Gross examination showed slight dimples in the center of some of the biopsy specimens. Microscopically (Figures 1 & 2), the overlying epidermis is acanthotic, with focal pseudoepitheliomatous hyperplasia and basaloid proliferation. The bulk of the tumors is non-capsulated and located within the dermis. Whorling fascicles of a spindle cell proliferation with excessive collagen deposition are prominent. At the periphery, the spindle cells wrap around normal collagen bundles. The subcutis is not involved.


                  
          Figure 1: Skin, Dermatofibroma (2x)

Figure 1: Skin, Dermatofibroma (2x)


                  
          Figure 2: Dermatofibroma, higher magnification (40x)

Figure 2: Dermatofibroma, higher magnification (40x)

Comment

Many authors have defined “multiple dermatofibromas” as the presence of at least 15 lesions. However, this criterion is arbitrarily chosen. Besides the number of lesions, multiple dermatofibromas differ from the sporadic cases by the histopathological finding, such as fibrohistiocytic proliferation with a storiform pattern extending into the deep dermis and subcutaneous tissues [1].
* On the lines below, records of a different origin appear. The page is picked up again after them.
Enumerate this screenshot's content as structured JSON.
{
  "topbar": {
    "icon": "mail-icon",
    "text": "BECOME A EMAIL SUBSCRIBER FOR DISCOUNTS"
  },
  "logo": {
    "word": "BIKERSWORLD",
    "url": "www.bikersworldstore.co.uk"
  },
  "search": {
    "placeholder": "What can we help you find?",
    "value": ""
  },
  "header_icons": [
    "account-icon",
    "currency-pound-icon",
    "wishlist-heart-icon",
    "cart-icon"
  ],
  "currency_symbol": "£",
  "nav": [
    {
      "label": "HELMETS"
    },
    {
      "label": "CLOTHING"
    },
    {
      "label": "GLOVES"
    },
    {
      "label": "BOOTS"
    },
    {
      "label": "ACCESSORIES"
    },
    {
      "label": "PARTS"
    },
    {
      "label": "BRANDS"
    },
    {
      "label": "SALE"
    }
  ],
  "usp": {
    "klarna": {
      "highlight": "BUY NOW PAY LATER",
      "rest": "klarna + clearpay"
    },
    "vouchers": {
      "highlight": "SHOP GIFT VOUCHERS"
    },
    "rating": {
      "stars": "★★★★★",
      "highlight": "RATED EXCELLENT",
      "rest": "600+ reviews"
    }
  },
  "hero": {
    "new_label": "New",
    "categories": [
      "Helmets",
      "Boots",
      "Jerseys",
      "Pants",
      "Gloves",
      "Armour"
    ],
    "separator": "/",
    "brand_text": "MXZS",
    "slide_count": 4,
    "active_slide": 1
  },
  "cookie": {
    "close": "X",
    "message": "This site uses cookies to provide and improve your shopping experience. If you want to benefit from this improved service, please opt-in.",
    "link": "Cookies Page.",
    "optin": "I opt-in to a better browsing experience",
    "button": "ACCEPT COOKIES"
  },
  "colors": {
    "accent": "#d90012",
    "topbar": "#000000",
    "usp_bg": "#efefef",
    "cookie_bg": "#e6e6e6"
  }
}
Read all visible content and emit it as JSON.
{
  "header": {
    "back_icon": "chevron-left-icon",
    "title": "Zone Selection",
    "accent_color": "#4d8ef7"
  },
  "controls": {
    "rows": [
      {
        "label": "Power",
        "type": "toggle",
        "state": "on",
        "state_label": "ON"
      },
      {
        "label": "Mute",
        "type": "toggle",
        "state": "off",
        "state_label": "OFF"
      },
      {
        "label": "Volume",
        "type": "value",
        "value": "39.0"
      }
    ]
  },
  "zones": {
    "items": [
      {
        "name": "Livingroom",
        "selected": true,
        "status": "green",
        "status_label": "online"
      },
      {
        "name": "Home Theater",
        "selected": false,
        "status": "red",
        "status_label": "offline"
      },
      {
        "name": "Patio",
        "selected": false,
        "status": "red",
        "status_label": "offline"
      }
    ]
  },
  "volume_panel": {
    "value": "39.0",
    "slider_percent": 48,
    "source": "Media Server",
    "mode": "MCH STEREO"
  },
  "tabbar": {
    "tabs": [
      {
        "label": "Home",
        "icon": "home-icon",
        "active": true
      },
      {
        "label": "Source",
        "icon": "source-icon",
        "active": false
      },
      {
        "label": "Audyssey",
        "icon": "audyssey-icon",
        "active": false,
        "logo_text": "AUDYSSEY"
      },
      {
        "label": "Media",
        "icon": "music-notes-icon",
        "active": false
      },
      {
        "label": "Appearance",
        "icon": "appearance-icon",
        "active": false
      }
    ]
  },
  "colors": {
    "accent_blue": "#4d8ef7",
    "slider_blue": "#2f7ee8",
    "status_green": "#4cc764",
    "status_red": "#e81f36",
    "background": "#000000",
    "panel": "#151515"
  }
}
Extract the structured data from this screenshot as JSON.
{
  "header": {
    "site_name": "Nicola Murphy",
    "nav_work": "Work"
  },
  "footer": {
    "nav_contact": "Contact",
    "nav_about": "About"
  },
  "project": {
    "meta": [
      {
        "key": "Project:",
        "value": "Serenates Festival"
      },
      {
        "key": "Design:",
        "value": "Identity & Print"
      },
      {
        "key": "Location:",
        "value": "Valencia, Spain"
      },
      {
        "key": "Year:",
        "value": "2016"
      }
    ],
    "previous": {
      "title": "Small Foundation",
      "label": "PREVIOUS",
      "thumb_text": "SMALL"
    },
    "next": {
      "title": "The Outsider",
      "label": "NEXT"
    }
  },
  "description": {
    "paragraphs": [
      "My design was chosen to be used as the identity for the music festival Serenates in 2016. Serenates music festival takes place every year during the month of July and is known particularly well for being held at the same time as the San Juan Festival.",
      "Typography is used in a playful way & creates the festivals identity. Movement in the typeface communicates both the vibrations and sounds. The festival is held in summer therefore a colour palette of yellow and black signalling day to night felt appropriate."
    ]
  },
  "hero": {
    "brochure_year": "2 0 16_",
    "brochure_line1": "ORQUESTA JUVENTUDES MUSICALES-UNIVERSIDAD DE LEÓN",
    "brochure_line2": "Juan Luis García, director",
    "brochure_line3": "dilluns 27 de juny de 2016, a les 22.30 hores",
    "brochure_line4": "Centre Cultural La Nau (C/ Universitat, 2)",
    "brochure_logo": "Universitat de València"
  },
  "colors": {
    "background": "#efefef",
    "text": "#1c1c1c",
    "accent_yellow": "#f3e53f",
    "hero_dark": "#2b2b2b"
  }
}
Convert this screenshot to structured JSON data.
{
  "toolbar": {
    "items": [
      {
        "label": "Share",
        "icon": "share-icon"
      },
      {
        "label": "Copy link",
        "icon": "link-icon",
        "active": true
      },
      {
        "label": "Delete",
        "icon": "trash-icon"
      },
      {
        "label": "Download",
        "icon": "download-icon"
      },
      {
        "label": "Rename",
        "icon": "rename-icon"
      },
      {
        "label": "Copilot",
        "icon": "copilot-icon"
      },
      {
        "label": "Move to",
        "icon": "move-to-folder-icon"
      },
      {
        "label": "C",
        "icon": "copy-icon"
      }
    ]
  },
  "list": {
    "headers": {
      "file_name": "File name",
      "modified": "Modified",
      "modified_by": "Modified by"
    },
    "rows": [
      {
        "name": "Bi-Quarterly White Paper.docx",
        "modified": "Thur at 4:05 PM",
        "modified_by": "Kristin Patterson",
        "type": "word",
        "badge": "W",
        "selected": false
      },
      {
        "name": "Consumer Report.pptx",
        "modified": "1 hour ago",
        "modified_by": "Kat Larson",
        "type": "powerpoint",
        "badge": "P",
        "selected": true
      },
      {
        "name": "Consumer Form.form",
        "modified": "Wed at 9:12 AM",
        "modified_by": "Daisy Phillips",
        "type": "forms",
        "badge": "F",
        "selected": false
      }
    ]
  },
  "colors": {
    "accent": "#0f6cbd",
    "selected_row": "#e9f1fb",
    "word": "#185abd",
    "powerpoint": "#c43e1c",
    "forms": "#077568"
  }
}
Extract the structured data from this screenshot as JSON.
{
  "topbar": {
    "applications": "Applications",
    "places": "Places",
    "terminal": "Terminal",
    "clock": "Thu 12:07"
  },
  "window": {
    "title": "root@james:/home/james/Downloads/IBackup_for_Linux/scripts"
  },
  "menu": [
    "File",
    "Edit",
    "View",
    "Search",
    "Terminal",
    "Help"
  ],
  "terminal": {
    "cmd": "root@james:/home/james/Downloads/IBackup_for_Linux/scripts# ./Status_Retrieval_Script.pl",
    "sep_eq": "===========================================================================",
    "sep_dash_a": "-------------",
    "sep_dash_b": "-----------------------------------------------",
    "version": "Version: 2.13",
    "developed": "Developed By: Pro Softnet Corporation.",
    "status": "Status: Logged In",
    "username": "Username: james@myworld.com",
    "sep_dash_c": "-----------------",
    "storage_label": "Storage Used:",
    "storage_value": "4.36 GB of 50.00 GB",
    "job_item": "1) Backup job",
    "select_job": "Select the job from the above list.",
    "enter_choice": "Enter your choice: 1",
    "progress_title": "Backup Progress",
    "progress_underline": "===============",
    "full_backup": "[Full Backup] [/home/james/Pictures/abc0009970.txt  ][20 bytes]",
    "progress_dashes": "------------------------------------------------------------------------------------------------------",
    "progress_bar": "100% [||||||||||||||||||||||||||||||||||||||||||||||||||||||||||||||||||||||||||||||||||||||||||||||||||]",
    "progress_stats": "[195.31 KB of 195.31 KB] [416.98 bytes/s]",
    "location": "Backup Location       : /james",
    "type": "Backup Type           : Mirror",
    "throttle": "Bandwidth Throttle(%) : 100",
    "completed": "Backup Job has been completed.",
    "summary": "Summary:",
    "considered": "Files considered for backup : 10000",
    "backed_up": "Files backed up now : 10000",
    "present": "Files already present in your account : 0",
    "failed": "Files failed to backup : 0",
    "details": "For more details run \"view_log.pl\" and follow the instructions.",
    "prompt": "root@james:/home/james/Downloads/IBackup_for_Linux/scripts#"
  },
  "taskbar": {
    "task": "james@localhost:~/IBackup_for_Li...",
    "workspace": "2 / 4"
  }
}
Although the etiology is unknown, multiple dermatofibromas may be associated with autoimmune diseases or altered immune states, such as, in patients with HIV infection [2], lupus [1], chronic myelogenous leukemia [3], or organ transplant [4].

Thus, when seeing a patient with multiple dermatofibromas, beside of making a simple diagnosis, one should always keep in mind to rule out the underlying systemic diseases or possibility of immunodeficiency of the patient.

Correspondence to

Deba P Sarma, M.D. Creighton University Medical Center Department of Pathology 601 North 30 th Street Omaha, NE 68131 Email: dpsarma@yahoo.com

References

1. Yamamoto T, Sumi K, Yokozeki H, Nishioka K. Multiple cutaneous fibrous histiocytomas in association with systemic lupus erythematosus. J Dermatol 2005;32(8):645-9.
2. Kanitakis J, Carbonnel E, Delmonte S, Livrozet JM, Faure M, Claudy A. Multiple eruptive dermatofibromas in a patient with HIV infection: case report and literature review. J Cutan Pathol 2000;27(1):54-6.
3. Alexandrescu DT, Wiernik PH. Multiple eruptive dermatofibromas occurring in a patient with chronic myelogenous leukemia. Arch Dermatol 2005;141(3):397-8.
4. Kovach BT, Sams HH, Stasko T. Multiple atypical fibroxanthomas in a cardiac transplant recipient. Dermatol Surg 2005;31(4):467-70.